В этой связи нельзя не подумать о вулканах. Были эпохи, когда ночами их раскаленная лава светила ярче огней наших больших городов. Тогда городов быть не могло. Мы скорее представим себе, как магматический свет отражается в глазах одетого в панцирь титанического существа и как гейзеры бьют из обширных горячих болот.
Наш исторический опыт слишком короток, чтобы мы могли определить периодичность наступления подобных фаз. Извержение Везувия, превосходно описанное Плинием Младшим, застало помпейцев врасплох: вулкан давно считался потухшим. С тех пор в людях поселилось беспокойство. Столь же неожиданным было и пробуждение Кракатау: тогда, в 1883 году, конус дыма виднелся за семьсот километров, огромную территорию засыпало пеплом, а спровоцированные извержением ударные волны и цунами унесли жизни пятидесяти тысяч человек.
Вулкан Монтань-Пеле в 1902 году уничтожил главный город острова Мартиника со всеми жителями, кроме одного негра, сидевшего в подземной тюрьме. Особенностью того извержения был выброс раскаленных газов. Оно, как уже говорилось, занимает важное место в дневниках Леона Блуа, обладавшего тонким чутьем в отношении катастроф. В своих морально-теологических рассуждениях он не раз называет это событие «первым указующим перстом», связывая его с количеством несчастных и с тем, что люди перестали чувствовать себя защищенными, особенно в Париже.
Такое внимание к теллурическим процессам гораздо старше тревог, вызванных изучением пятен на солнце и космического излучения. Относительно этих явлений тоже можно предположить определенную периодичность, при том что оказываемое ими влияние глубже. Это уже не климатический уровень, если только слово «климат» не понимается очень широко.
За поверхностью Солнца наблюдают специальные обсерватории. Происходящие на ней изменения нарушают электрический баланс Земли и человеческого хозяйства, вызывая магнитные бури и полярные сияния, затрудняя прием и передачу сигналов. Определяющую роль в переходе от линейных представлений о времени к циклическим играют теории, учитывающие нарастание солнечной энергии, которая еще недавно считалась постепенно убывающей.
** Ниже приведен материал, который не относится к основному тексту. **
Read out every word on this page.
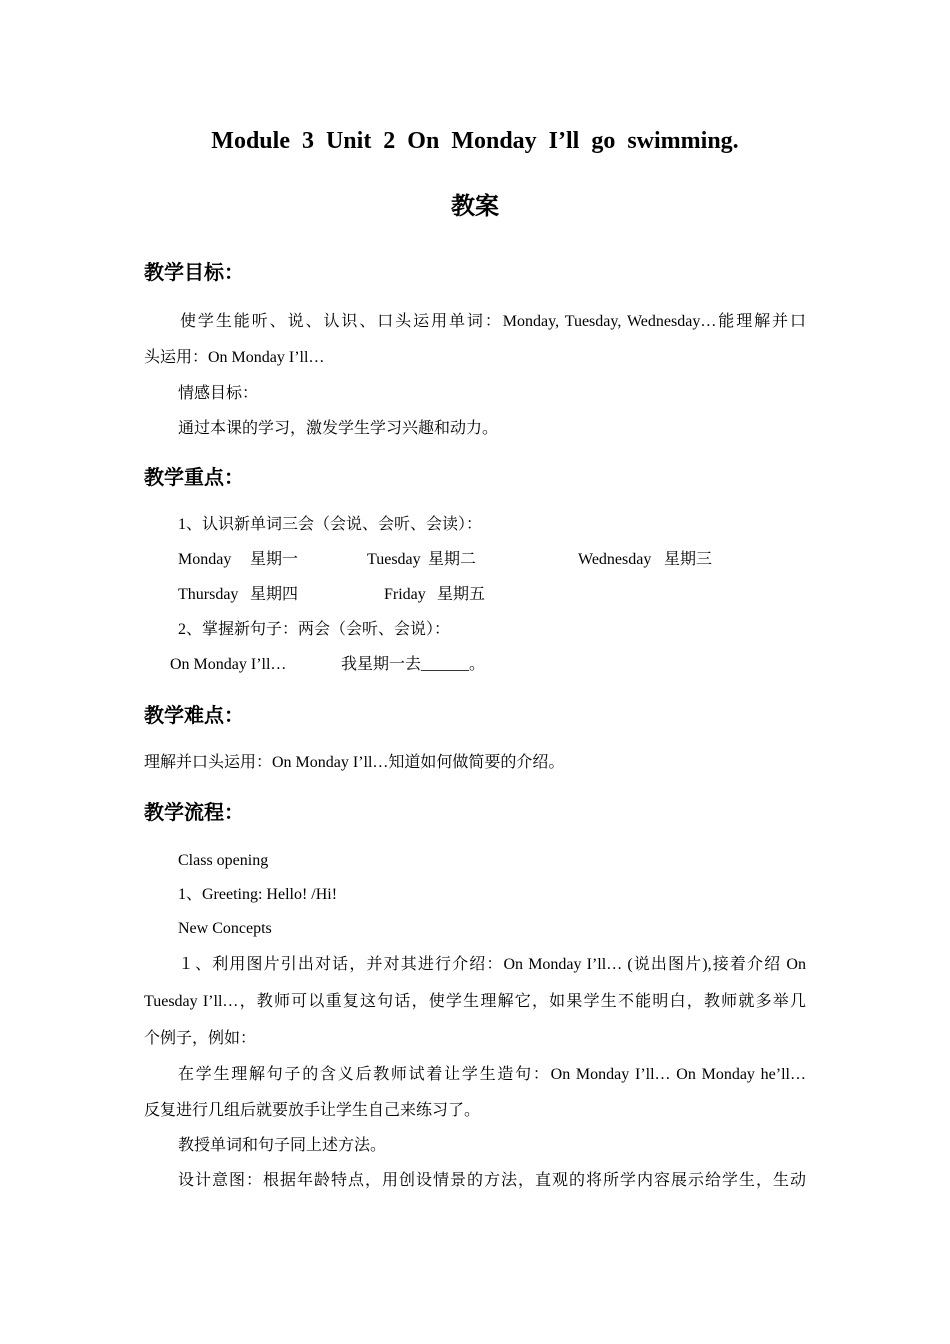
Module 3 Unit 2 On Monday I’ll go swimming.
教案
教学目标：
使学生能听、说、认识、口头运用单词：Monday, Tuesday, Wednesday…能理解并口
头运用：On Monday I’ll…
情感目标：
通过本课的学习，激发学生学习兴趣和动力。
教学重点：
1、认识新单词三会（会说、会听、会读）：
Monday 星期一	Tuesday 星期二	Wednesday 星期三
Thursday 星期四	Friday 星期五
2、掌握新句子：两会（会听、会说）：
On Monday I’ll…	我星期一去______。
教学难点：
理解并口头运用：On Monday I’ll…知道如何做简要的介绍。
教学流程：
Class opening
1、Greeting: Hello! /Hi!
New Concepts
１、利用图片引出对话，并对其进行介绍：On Monday I’ll… (说出图片),接着介绍 On
Tuesday I’ll…，教师可以重复这句话，使学生理解它，如果学生不能明白，教师就多举几
个例子，例如：
在学生理解句子的含义后教师试着让学生造句：On Monday I’ll… On Monday he’ll…
反复进行几组后就要放手让学生自己来练习了。
教授单词和句子同上述方法。
设计意图：根据年龄特点，用创设情景的方法，直观的将所学内容展示给学生，生动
Черта нашего времени – возникшее как следствие человеческой деятельности усиливающееся атмосферное беспокойство и связанная с ним тревога. Промышленные районы, большие города, транспорт, электростанции и полигоны работают как вентили, выпускающие все более сильные эманации. То, что многовековые запасы Земли, такие как углерод, в больших объемах высвобождаются из ее недр, – вопрос не только энергетический. Этот процесс не может не влиять на жизнь, в особенности растительную. Ну а в плане психологии он вызывает явления, зачастую трудноотличимые от навязчивых идей (таких как боязнь микробов или постоянная потребность в мытье) и притом имеющие измеримые симптомы.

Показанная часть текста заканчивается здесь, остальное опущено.